But the illustration said "killed". Is that what happened, really? Or just some terrible lapses in judgement? 
I didn't follow the case, and I don't even play a lawyer on TV or stage, but was this not manslaughter?


----------



## Lord Vader (Sep 20, 2004)

Manslaughter and killed = the same thing. Murder is a different story.


----------



## hilmar2k (Mar 18, 2007)

Lord Vader said:


> Manslaughter and killed = the same thing. Murder is a different story.


Manslaughter = woops


----------



## Drew2k (Aug 16, 2006)

Interesting turn this took, with the question essentially: does the punishment fit the crime?

Is piracy worse than manslaughter (justifying an extra year of incarceration for piracy)? On the face of it, no.

Piracy of IP content is a white collar crime that many think is victim-less, but I'm not sure of that, yet I do have a problem with someone only serving 4 years for manslaughter versus 5 years for piracy.

Then I think about another "white collar crime" involving theft of intellectual property that can result in a life sentence or execution: espionage and stealing/selling state secrets. And I have no problem with a life sentence for a traitor.

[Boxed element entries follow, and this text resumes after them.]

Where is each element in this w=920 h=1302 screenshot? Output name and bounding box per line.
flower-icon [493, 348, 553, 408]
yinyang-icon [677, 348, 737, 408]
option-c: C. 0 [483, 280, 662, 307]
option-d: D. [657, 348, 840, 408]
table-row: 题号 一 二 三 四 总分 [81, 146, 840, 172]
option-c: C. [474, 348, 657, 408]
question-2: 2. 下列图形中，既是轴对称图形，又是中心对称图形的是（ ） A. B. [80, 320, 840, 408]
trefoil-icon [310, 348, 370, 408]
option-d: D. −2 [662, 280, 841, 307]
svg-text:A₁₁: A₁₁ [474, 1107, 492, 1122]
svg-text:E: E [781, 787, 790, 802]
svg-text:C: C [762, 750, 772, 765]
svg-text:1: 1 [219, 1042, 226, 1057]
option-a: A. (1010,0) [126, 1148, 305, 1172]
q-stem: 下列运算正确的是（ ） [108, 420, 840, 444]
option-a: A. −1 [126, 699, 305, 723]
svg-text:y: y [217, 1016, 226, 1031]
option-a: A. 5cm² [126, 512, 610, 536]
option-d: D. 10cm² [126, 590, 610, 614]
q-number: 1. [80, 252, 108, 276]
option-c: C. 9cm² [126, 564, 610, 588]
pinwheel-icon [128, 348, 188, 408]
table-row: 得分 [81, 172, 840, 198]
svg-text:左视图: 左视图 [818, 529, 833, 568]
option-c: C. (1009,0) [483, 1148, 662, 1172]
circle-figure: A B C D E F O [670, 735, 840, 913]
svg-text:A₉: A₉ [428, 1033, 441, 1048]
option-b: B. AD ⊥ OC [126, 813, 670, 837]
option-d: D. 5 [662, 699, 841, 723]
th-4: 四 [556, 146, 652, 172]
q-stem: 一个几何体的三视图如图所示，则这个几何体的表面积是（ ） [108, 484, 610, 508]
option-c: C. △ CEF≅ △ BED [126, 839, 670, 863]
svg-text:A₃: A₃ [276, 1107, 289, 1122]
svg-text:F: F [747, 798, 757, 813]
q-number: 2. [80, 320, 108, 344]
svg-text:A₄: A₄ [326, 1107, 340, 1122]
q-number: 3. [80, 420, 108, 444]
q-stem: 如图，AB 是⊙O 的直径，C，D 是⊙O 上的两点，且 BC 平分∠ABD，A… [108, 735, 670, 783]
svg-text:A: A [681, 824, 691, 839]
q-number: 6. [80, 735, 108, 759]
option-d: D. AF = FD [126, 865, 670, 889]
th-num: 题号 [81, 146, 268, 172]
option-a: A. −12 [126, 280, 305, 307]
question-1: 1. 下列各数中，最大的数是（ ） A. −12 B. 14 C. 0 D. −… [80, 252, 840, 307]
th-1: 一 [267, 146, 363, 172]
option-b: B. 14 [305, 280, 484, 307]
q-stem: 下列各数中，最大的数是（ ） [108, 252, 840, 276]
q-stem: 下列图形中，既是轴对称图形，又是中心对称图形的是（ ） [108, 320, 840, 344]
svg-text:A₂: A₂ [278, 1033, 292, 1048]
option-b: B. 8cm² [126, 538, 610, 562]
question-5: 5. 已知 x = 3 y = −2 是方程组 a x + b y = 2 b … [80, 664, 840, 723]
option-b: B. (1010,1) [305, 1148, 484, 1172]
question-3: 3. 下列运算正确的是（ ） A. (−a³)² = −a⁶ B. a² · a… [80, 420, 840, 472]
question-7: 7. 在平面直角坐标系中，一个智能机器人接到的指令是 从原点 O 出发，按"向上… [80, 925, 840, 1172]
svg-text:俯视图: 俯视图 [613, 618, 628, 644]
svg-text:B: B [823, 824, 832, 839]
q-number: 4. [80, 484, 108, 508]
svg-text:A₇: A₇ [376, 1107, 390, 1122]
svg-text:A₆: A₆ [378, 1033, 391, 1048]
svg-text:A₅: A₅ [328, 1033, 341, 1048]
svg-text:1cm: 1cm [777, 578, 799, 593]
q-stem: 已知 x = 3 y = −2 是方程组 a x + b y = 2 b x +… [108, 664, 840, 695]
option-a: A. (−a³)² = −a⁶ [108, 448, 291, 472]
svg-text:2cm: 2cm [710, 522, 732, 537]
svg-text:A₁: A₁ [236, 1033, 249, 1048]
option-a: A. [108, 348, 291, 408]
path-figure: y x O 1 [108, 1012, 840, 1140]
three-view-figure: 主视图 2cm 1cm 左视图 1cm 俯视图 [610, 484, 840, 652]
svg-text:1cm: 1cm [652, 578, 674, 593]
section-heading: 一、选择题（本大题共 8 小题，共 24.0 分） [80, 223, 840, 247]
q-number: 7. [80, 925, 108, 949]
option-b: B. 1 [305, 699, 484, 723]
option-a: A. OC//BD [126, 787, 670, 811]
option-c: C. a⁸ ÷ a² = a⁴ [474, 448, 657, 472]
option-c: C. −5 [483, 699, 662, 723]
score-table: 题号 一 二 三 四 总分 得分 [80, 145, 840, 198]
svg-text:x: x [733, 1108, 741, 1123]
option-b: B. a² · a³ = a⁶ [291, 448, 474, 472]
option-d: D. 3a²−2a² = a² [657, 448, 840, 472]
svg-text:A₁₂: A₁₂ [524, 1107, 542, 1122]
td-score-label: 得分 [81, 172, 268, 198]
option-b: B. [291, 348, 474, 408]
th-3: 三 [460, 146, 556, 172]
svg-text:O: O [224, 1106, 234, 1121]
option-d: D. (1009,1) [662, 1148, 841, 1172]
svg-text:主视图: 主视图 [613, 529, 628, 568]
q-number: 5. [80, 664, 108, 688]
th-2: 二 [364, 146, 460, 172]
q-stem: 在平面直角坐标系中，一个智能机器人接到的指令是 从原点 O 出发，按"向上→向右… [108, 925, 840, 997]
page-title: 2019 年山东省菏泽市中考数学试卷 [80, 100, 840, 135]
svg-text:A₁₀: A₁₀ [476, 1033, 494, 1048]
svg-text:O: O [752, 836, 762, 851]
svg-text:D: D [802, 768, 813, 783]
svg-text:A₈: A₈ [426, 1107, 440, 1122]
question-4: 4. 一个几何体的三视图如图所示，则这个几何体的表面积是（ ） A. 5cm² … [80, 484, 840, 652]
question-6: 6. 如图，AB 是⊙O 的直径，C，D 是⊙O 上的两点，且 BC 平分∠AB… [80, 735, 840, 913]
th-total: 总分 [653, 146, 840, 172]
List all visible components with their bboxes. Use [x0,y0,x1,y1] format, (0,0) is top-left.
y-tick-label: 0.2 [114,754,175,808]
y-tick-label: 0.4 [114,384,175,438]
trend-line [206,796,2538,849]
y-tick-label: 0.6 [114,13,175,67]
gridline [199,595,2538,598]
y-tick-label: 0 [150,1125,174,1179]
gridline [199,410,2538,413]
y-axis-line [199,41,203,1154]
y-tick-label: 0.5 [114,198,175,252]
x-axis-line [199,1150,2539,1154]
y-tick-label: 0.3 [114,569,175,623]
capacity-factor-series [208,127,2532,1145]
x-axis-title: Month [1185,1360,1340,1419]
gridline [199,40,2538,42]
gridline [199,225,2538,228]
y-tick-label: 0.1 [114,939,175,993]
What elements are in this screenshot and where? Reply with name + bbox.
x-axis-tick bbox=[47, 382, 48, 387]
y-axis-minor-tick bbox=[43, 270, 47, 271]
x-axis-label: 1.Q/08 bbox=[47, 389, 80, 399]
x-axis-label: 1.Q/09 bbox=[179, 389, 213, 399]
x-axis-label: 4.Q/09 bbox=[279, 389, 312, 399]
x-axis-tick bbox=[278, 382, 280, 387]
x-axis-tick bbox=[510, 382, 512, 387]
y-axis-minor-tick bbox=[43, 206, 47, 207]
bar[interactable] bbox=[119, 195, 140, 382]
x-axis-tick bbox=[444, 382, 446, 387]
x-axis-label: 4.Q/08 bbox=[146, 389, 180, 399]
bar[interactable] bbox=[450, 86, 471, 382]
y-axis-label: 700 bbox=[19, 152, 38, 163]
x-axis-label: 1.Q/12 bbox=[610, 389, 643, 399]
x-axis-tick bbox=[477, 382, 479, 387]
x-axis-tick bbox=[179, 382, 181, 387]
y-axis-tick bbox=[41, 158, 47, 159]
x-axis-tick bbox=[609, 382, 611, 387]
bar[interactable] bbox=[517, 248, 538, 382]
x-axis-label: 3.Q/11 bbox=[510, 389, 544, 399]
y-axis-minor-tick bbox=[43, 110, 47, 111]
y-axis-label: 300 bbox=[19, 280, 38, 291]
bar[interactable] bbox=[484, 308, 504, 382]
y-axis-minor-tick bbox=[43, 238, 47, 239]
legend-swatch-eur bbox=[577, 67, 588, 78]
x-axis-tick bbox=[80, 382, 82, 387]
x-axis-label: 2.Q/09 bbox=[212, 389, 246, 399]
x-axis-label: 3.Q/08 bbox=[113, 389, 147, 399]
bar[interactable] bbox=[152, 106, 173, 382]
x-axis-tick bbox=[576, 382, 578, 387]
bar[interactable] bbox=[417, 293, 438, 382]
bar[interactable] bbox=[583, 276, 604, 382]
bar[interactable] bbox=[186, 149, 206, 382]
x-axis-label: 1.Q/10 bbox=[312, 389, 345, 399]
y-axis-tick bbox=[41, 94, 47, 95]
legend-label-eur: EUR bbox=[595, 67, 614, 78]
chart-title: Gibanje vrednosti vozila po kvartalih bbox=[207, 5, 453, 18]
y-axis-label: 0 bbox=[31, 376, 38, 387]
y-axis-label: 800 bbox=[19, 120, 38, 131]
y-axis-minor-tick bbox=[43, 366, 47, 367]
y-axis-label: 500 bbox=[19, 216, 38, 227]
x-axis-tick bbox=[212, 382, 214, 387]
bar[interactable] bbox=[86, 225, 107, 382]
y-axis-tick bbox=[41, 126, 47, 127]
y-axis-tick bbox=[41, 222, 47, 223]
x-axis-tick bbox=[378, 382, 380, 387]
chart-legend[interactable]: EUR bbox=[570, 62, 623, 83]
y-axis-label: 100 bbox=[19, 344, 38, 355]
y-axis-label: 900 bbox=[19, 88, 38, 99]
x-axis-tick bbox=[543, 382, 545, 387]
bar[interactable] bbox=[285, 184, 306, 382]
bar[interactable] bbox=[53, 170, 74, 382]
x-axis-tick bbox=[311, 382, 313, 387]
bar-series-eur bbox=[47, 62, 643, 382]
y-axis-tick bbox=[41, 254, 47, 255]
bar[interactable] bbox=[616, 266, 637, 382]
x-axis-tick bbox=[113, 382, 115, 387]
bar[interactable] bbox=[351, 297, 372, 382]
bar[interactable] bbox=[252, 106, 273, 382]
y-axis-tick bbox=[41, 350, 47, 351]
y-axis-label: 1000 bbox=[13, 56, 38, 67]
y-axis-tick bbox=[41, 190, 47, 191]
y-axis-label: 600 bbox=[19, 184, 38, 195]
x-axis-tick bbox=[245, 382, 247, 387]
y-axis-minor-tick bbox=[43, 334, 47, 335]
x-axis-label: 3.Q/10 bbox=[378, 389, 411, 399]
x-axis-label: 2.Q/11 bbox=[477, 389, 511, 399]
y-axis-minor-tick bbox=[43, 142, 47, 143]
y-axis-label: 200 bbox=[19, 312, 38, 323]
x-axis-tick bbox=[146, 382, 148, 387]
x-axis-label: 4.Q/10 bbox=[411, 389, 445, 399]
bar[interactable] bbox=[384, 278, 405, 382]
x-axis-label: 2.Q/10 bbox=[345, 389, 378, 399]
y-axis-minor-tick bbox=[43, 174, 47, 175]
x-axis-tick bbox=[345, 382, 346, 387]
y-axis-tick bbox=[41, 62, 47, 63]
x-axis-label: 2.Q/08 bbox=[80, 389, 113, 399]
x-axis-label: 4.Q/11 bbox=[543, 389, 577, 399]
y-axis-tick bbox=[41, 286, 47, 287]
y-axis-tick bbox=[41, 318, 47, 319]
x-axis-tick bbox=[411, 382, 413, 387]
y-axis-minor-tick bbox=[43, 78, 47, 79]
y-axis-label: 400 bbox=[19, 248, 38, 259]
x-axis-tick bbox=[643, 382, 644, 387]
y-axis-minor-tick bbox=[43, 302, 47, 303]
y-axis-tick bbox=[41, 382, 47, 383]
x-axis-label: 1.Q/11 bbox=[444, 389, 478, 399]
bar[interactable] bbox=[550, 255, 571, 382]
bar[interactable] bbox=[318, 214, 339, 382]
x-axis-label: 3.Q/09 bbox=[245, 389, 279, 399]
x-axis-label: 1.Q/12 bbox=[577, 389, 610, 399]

I guess what I would settle on is that all crime and punishment has to be relative, and this is why we have juries and judges and appeals processes in the event that a punishment is too harsh...


----------



## SayWhat? (Jun 7, 2009)

Drew2k said:


> Interesting turn this took, with the question essentially: does the punishment fit the crime?
> 
> Is piracy worse than manslaughter (justifying an extra year of incarceration for piracy)?
> 
> Piracy of IP content is a white collar crime that many think is victim-less, but I'm not sure of that, yet I do have a problem with someone only serving 4 years for manslaughter versus 5 years for piracy.


This is the kind of thing that causes jail/prison overcrowding. Too many people facing or doing time for non-violent offenses.

This should be a civil matter only, not criminal. Reasonable fines, penalties or restitution, but no jail time.


----------



## SayWhat? (Jun 7, 2009)

> A New Zealand judge has ruled that investigators obtained evidence unlawfully in a search of Megaupload.com founder Kim Dotcom's home, dealing a huge blow to the U.S. case against the online file-sharing company.
> 
> High Court Chief Justice Helen Winkelmann said in the ruling Thursday that warrants used by New Zealand authorities to conduct the search at the FBI's behest were too broadly defined and "did not adequately describe the offenses to which they were related."
> 
> "Indeed, they fell well short of that," she said in the 56-page ruling. "They were general warrants, and as such, are invalid."


http://www.latimes.com/business/technology/la-fi-tn-megaupload-search-20120628,0,3879393.story



> (Reuters) - Search warrants used when 70 New Zealand police raided the mansion of the suspected kingpin of an Internet piracy ring were illegal, a New Zealand court ruled on Thursday, dealing a blow to the FBI's highest profile global copyright theft case.
> 
> German national Kim Dotcom, also known as Kim Schmitz, was one of four men arrested in January as part of an investigation of his Megaupload.com website led by the U.S. Federal Bureau of Investigation (FBI).
> 
> ...


http://in.reuters.com/article/2012/06/28/us-newzealand-dotcom-court-idINBRE85R08720120628



> And what were the cops looking for? They didn't know, exactly. Because they were not investigating the case-the FBI was doing that-the police executing the search had limited knowledge of what was truly useful and necessary. As the judge put it, the people executing the warrant "were not the investigating officers and had limited knowledge of the operation," despite being briefed before the raid went down.


http://arstechnica.com/tech-policy/...search-warrants-invalid-mansion-raid-illegal/


----------



## phrelin (Jan 18, 2007)

And that's why we in the "first world" have courts that can overturn the actions of the executive branches of our governments. The system may not always be perfect, but usually it stumbles through to the right decision.


----------



## SayWhat? (Jun 7, 2009)

> Prosecutors concede that they have failed to serve a criminal summons upon a Megaupload officer but still say a federal judge should uphold its indictment.


Lots more legalese here: http://www.courthousenews.com/2013/01/16/53993.htm

Between this and the other case in the news, me t'inks the US Attorneys Office needs some clearing out.


----------